Ende des 19. und Anfang des 20. Jahrhunderts bis zu den 30er Jahren gingen immer mehr Einwohner nach Amerika, vor allem nach Kanada, um dort Geld zu verdienen, womit sie in Pari besser vorankommen und eventuell Felder kaufen konnten. 1903 wurde Pari in den Schienenverkehr eingebunden. Ihre Blütezeit erlebte die Gemeinde in den 1930er und 1940er Jahren, als sie am dichtesten besiedelt war. Laut der Volkszählung von 1941 erreichte Pari eine Einwohnerzahl von 1520. Seine ethnische Zusammensetzung blieb homogen, 94% der Bevölkerung bekannte sich zum Deutschtum. Die hier Wohnenden waren auf Selbstversorgung eingestellt, führten ein bäuerliches Leben, bearbeiteten die Felder, Weingärten und die Wälder des Herzogs Esterházy und züchteten Vieh. Es gab auch Handwerker, die ihre Produkte und die landwirtschaftlichen Güter auf dem Markt der Nachbardörfer verkauften. Aber wie die Parier gelebt haben, darüber gibt es eine Erinnerung von der ehemaligen Bewohnerin Elisabeth Páczelt (1926-2017), die bis zur Vertreibung in Pari lebte. Diese Erinnerungen sind bereits im Deutschen Kalender 2022 erschienen. Hier sind nur Auszüge zu lesen. Sie beschrieb das Dorf so:

Das Dorf Pari liegt in einem schönen Tal mit zwei Hauptstraßen, zwei Nebenstraßen und mehreren Gassen. Es gibt noch eine kleine Siedlung mit Einfamilienhäusern, die in letzter Zeit gebaut wurden. Das ist die Neustadt. Pari hatte ca. 300 Häuser mit 1500 Einwohnern, eine schöne mittelgroße Kirche (gebaut 1963-1967), ein Rathaus, ein Pfarrhaus, drei Schulgebäude, drei Läden (Gwelber), drei Gasthäuser, vier Haarschneider für Männer, vier Tischler, zwei Stellmacher, mehrere Maurer, Schneider, zwei Hebammen, Dreher (=Drechsler), Schmied, Klumpenmacher, Schäfer, Sauhalter – und eine Schnapsbrennerei!

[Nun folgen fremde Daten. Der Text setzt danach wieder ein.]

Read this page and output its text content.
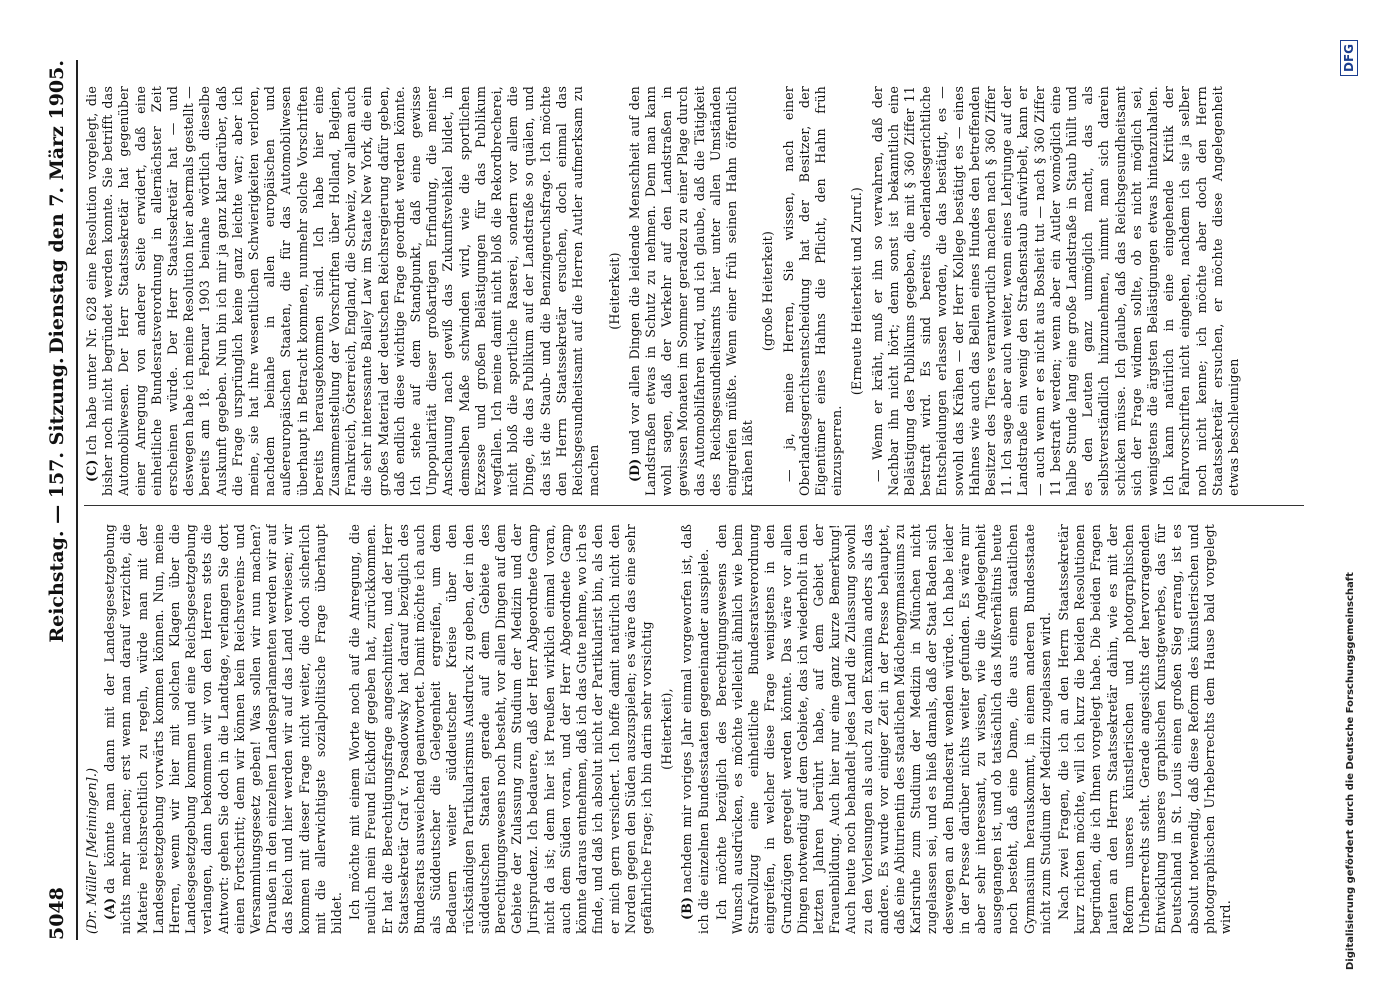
5048
Reichstag. — 157. Sitzung.
Dienstag den 7. März 1905.

(Dr. Müller [Meiningen].) (A)da könnte man dann mit der Landesgesetzgebung nichts mehr machen; erst wenn man darauf verzichte, die Materie reichsrechtlich zu regeln, würde man mit der Landesgesetzgebung vorwärts kommen können. Nun, meine Herren, wenn wir hier mit solchen Klagen über die Landesgesetzgebung kommen und eine Reichsgesetzgebung verlangen, dann bekommen wir von den Herren stets die Antwort: gehen Sie doch in die Landtage, verlangen Sie dort einen Fortschritt; denn wir können kein Reichsvereins- und Versammlungsgesetz geben! Was sollen wir nun machen? Draußen in den einzelnen Landesparlamenten werden wir auf das Reich und hier werden wir auf das Land verwiesen; wir kommen mit dieser Frage nicht weiter, die doch sicherlich mit die allerwichtigste sozialpolitische Frage überhaupt bildet. Ich möchte mit einem Worte noch auf die Anregung, die neulich mein Freund Eickhoff gegeben hat, zurückkommen. Er hat die Berechtigungsfrage angeschnitten, und der Herr Staatssekretär Graf v. Posadowsky hat darauf bezüglich des Bundesrats ausweichend geantwortet. Damit möchte ich auch als Süddeutscher die Gelegenheit ergreifen, um dem Bedauern weiter süddeutscher Kreise über den rückständigen Partikularismus Ausdruck zu geben, der in den süddeutschen Staaten gerade auf dem Gebiete des Berechtigungswesens noch besteht, vor allen Dingen auf dem Gebiete der Zulassung zum Studium der Medizin und der Jurisprudenz. Ich bedauere, daß der Herr Abgeordnete Gamp nicht da ist; denn hier ist Preußen wirklich einmal voran, auch dem Süden voran, und der Herr Abgeordnete Gamp könnte daraus entnehmen, daß ich das Gute nehme, wo ich es finde, und daß ich absolut nicht der Partikularist bin, als den er mich gern versichert. Ich hoffe damit natürlich nicht den Norden gegen den Süden auszuspielen; es wäre das eine sehr gefährliche Frage; ich bin darin sehr vorsichtig (Heiterkeit),

(B)nachdem mir voriges Jahr einmal vorgeworfen ist, daß ich die einzelnen Bundesstaaten gegeneinander ausspiele. Ich möchte bezüglich des Berechtigungswesens den Wunsch ausdrücken, es möchte vielleicht ähnlich wie beim Strafvollzug eine einheitliche Bundesratsverordnung eingreifen, in welcher diese Frage wenigstens in den Grundzügen geregelt werden könnte. Das wäre vor allen Dingen notwendig auf dem Gebiete, das ich wiederholt in den letzten Jahren berührt habe, auf dem Gebiet der Frauenbildung. Auch hier nur eine ganz kurze Bemerkung! Auch heute noch behandelt jedes Land die Zulassung sowohl zu den Vorlesungen als auch zu den Examina anders als das andere. Es wurde vor einiger Zeit in der Presse behauptet, daß eine Abiturientin des staatlichen Mädchengymnasiums zu Karlsruhe zum Studium der Medizin in München nicht zugelassen sei, und es hieß damals, daß der Staat Baden sich deswegen an den Bundesrat wenden würde. Ich habe leider in der Presse darüber nichts weiter gefunden. Es wäre mir aber sehr interessant, zu wissen, wie die Angelegenheit ausgegangen ist, und ob tatsächlich das Mißverhältnis heute noch besteht, daß eine Dame, die aus einem staatlichen Gymnasium herauskommt, in einem anderen Bundesstaate nicht zum Studium der Medizin zugelassen wird. Nach zwei Fragen, die ich an den Herrn Staatssekretär kurz richten möchte, will ich kurz die beiden Resolutionen begründen, die ich Ihnen vorgelegt habe. Die beiden Fragen lauten an den Herrn Staatssekretär dahin, wie es mit der Reform unseres künstlerischen und photographischen Urheberrechts steht. Gerade angesichts der hervorragenden Entwicklung unseres graphischen Kunstgewerbes, das für Deutschland in St. Louis einen großen Sieg errang, ist es absolut notwendig, daß diese Reform des künstlerischen und photographischen Urheberrechts dem Hause bald vorgelegt wird.

(C)Ich habe unter Nr. 628 eine Resolution vorgelegt, die bisher noch nicht begründet werden konnte. Sie betrifft das Automobilwesen. Der Herr Staatssekretär hat gegenüber einer Anregung von anderer Seite erwidert, daß eine einheitliche Bundesratsverordnung in allernächster Zeit erscheinen würde. Der Herr Staatssekretär hat — und deswegen habe ich meine Resolution hier abermals gestellt — bereits am 18. Februar 1903 beinahe wörtlich dieselbe Auskunft gegeben. Nun bin ich mir ja ganz klar darüber, daß die Frage ursprünglich keine ganz leichte war; aber ich meine, sie hat ihre wesentlichen Schwierigkeiten verloren, nachdem beinahe in allen europäischen und außereuropäischen Staaten, die für das Automobilwesen überhaupt in Betracht kommen, nunmehr solche Vorschriften bereits herausgekommen sind. Ich habe hier eine Zusammenstellung der Vorschriften über Holland, Belgien, Frankreich, Österreich, England, die Schweiz, vor allem auch die sehr interessante Bailey Law im Staate New York, die ein großes Material der deutschen Reichsregierung dafür geben, daß endlich diese wichtige Frage geordnet werden könnte. Ich stehe auf dem Standpunkt, daß eine gewisse Unpopularität dieser großartigen Erfindung, die meiner Anschauung nach gewiß das Zukunftsvehikel bildet, in demselben Maße schwinden wird, wie die sportlichen Exzesse und großen Belästigungen für das Publikum wegfallen. Ich meine damit nicht bloß die Rekordbrecherei, nicht bloß die sportliche Raserei, sondern vor allem die Dinge, die das Publikum auf der Landstraße so quälen, und das ist die Staub- und die Benzingeruchsfrage. Ich möchte den Herrn Staatssekretär ersuchen, doch einmal das Reichsgesundheitsamt auf die Herren Autler aufmerksam zu machen

(Heiterkeit)

(D)und vor allen Dingen die leidende Menschheit auf den Landstraßen etwas in Schutz zu nehmen. Denn man kann wohl sagen, daß der Verkehr auf den Landstraßen in gewissen Monaten im Sommer geradezu zu einer Plage durch das Automobilfahren wird, und ich glaube, daß die Tätigkeit des Reichsgesundheitsamts hier unter allen Umständen eingreifen müßte. Wenn einer früh seinen Hahn öffentlich krähen läßt

(große Heiterkeit) — ja, meine Herren, Sie wissen, nach einer Oberlandesgerichtsentscheidung hat der Besitzer, der Eigentümer eines Hahns die Pflicht, den Hahn früh einzusperren.

(Erneute Heiterkeit und Zuruf.) — Wenn er kräht, muß er ihn so verwahren, daß der Nachbar ihn nicht hört; denn sonst ist bekanntlich eine Belästigung des Publikums gegeben, die mit § 360 Ziffer 11 bestraft wird. Es sind bereits oberlandesgerichtliche Entscheidungen erlassen worden, die das bestätigt, es — sowohl das Krähen — der Herr Kollege bestätigt es — eines Hahnes wie auch das Bellen eines Hundes den betreffenden Besitzer des Tieres verantwortlich machen nach § 360 Ziffer 11. Ich sage aber auch weiter, wenn eines Lehrjunge auf der Landstraße ein wenig den Straßenstaub aufwirbelt, kann er — auch wenn er es nicht aus Bosheit tut — nach § 360 Ziffer 11 bestraft werden; wenn aber ein Autler womöglich eine halbe Stunde lang eine große Landstraße in Staub hüllt und es den Leuten ganz unmöglich macht, das als selbstverständlich hinzunehmen, nimmt man sich darein schicken müsse. Ich glaube, daß das Reichsgesundheitsamt sich der Frage widmen sollte, ob es nicht möglich sei, wenigstens die ärgsten Belästigungen etwas hintanzuhalten. Ich kann natürlich in eine eingehende Kritik der Fahrvorschriften nicht eingehen, nachdem ich sie ja selber noch nicht kenne; ich möchte aber doch den Herrn Staatssekretär ersuchen, er möchte diese Angelegenheit etwas beschleunigen

Digitalisierung gefördert durch die Deutsche Forschungsgemeinschaft
DFG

Die Weinberge lagen an den Hügeln und Bergen: Kirchberg, Nußtal, Sauaberg, Hennaberg, Wangetäli und Erzhasatal. Dahinter lag der Wald (Bauernwald, Herrschaftswald).

Der Hotter – das heißt die Felder – lag am Eingang des Dorfes. Die Felder waren von unterschiedlicher Qualität. Damit keiner benachteiligt wurde, sind die Felder in schmale Streifen geteilt worden und jeder Bauer erhielt Streifen von unterschiedlicher Qualität. Sie hießen: Breitäcker, Mitteläcker, Altäcker, Unteräcker, Oberäcker, Kirchäcker, Breiäcker, und Schlaflochäcker.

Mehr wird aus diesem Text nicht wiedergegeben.